Last night the thermometer fell as
low as 13 degrees, nor probably is it above 20 degrees to-day. No such
frost has been known in England these forty years! and Mr. Wilding tells
me that he never saw so much snow before.
January 6th.--I saw, yesterday, stopping at a cabinet-maker's shop in
Church Street, a coach with four beautiful white horses, and a postilion
on each near-horse; behind, in the dicky, a footman; and on the box a
coachman, all dressed in livery. The coach-panel bore a coat-of-arms
with a coronet, and I presume it must have been the equipage of the Earl
of Derby. A crowd of people stood round, gazing at the coach and horses;
and when any of them spoke, it was in a lower tone than usual. I doubt
not they all had a kind of enjoyment of the spectacle, for these English
are strangely proud of having a class above them.

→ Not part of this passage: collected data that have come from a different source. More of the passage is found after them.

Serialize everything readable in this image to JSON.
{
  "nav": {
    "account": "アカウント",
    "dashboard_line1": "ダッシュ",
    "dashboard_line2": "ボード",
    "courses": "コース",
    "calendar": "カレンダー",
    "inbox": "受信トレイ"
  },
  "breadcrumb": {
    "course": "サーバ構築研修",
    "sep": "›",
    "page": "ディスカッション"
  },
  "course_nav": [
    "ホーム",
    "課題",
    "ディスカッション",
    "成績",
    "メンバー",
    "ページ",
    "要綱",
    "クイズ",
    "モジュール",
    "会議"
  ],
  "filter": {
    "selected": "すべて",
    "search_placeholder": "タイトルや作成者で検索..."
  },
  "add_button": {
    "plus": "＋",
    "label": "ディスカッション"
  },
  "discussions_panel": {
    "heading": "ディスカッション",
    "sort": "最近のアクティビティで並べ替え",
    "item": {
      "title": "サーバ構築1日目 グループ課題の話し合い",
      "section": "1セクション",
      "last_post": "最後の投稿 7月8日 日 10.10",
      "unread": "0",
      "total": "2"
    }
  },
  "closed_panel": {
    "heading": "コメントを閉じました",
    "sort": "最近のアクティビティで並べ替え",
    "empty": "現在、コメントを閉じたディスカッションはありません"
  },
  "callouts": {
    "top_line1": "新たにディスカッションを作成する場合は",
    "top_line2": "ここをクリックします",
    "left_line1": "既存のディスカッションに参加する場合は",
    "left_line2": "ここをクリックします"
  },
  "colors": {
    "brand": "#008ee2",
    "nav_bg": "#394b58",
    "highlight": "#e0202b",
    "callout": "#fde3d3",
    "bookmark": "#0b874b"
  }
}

Every Englishman runs to "The Times" with his little grievance, as a
child runs to his mother.
I was sent for to the police court the other morning, in the case of an
American sailor accused of robbing a shipmate at sea. A large room, with
a great coal-fire burning on one side, and above it the portrait of Mr.
Rushton, deceased, a magistrate of many years' continuance. A long
table, with chairs, and a witness-box. One of the borough magistrates, a
merchant of the city, sat at the head of the table, with paper and pen
and ink before him; but the real judge was the clerk of the court, whose
professional knowledge and experience governed all the proceedings.